We believe that lowering our environmental impact and supporting other organizations in our community are two of the most important things we can do as a small business, not just for our community but for the world. Below are a few of the ways we have built our business practices to reflect our values.
At Escarpment Kombucha Co., we brew, ferment, carbonate and bottle in batches between 10 and 25 litres, which allows us to create carefully-made kombucha entirely by hand! This method avoids the use of energy-intensive equipment typical of larger breweries (plus, we can adjust each batch until it tastes perfect).
We work out of The Kitchen Collective, a non-profit commercial kitchen on King St. E. in central Hamilton that is home to more than a dozen small local businesses. The kitchen’s cooperative structure allows all of our members to share resources like cleaning products, electricity, and natural gas, further lowering our collective carbon footprint.
All of our ingredients are sourced as locally and organically as possible, with over 85% of the produce and botanicals we use for flavouring being grown pesticide-free and bought directly from the farmer!

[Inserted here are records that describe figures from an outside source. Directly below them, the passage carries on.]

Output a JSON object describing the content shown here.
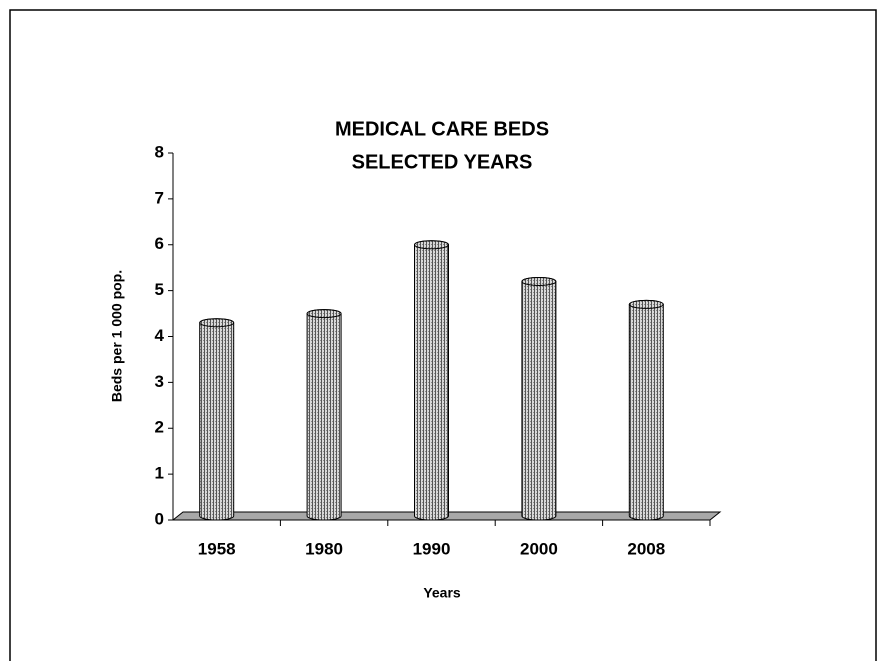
{
  "chart_data": {
    "type": "bar3d",
    "title": [
      "MEDICAL CARE BEDS",
      "SELECTED YEARS"
    ],
    "x_label": "Years",
    "y_label": "Beds per 1 000 pop.",
    "categories": [
      "1958",
      "1980",
      "1990",
      "2000",
      "2008"
    ],
    "values": [
      4.3,
      4.5,
      6.0,
      5.2,
      4.7
    ],
    "color": "#a0a0a0",
    "ylim": [
      0,
      8
    ],
    "yticks": [
      0,
      1,
      2,
      3,
      4,
      5,
      6,
      7,
      8
    ],
    "grid": false
  }
}
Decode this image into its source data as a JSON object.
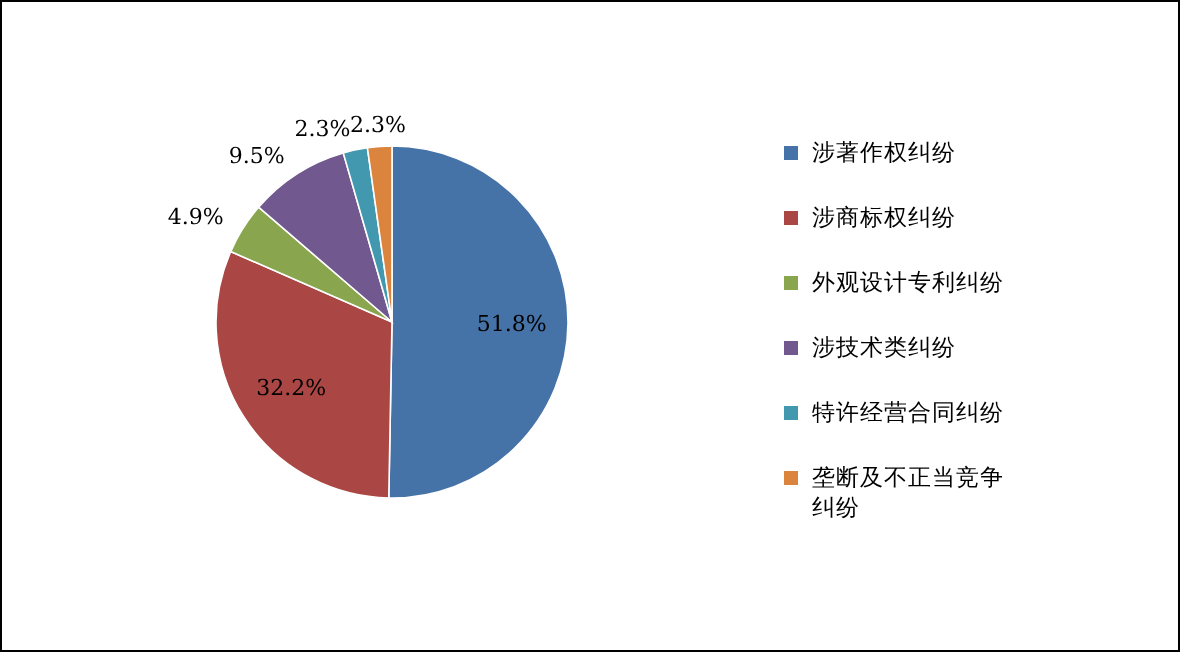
{
  "chart_data": {
    "type": "pie",
    "categories": [
      "涉著作权纠纷",
      "涉商标权纠纷",
      "外观设计专利纠纷",
      "涉技术类纠纷",
      "特许经营合同纠纷",
      "垄断及不正当竞争纠纷"
    ],
    "values": [
      51.8,
      32.2,
      4.9,
      9.5,
      2.3,
      2.3
    ],
    "colors": [
      "#4572a7",
      "#aa4643",
      "#89a54e",
      "#71588f",
      "#4198af",
      "#db843d"
    ],
    "value_labels": [
      "51.8%",
      "32.2%",
      "4.9%",
      "9.5%",
      "2.3%",
      "2.3%"
    ],
    "legend": "right"
  }
}
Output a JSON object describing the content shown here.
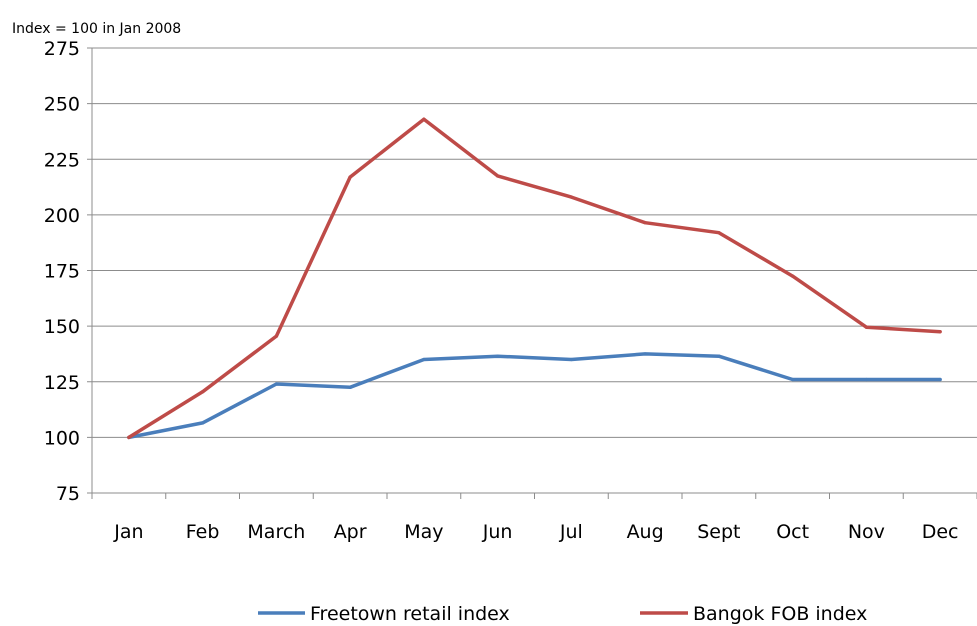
{
  "chart_data": {
    "type": "line",
    "ylabel": "Index = 100 in Jan 2008",
    "categories": [
      "Jan",
      "Feb",
      "March",
      "Apr",
      "May",
      "Jun",
      "Jul",
      "Aug",
      "Sept",
      "Oct",
      "Nov",
      "Dec"
    ],
    "ylim": [
      75,
      275
    ],
    "yticks": [
      75,
      100,
      125,
      150,
      175,
      200,
      225,
      250,
      275
    ],
    "grid": true,
    "legend_position": "bottom",
    "series": [
      {
        "name": "Freetown  retail index",
        "color": "#4a7ebb",
        "values": [
          100,
          106.5,
          124,
          122.5,
          135,
          136.5,
          135,
          137.5,
          136.5,
          126,
          126,
          126
        ]
      },
      {
        "name": "Bangok FOB index",
        "color": "#be4b48",
        "values": [
          100,
          120.5,
          145.5,
          217,
          243,
          217.5,
          208,
          196.5,
          192,
          172.5,
          149.5,
          147.5
        ]
      }
    ]
  }
}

Our base teas and cane sugar are fair-trade, organic, and sourced from member-owned co-operatives (Camino in Peru and Nepal Tea Collective in Nepal).
Some ingredients, such as rhubarb, staghorn sumac, candy mint, and cedar fronds, we gather and process ourselves through our partnership with Baba Link Organic Farm. Pat and other farmers like Tahlia from Sunfire Herbals connect us to new and interesting ingredients, and inspire us to think local when developing our seasonal flavours!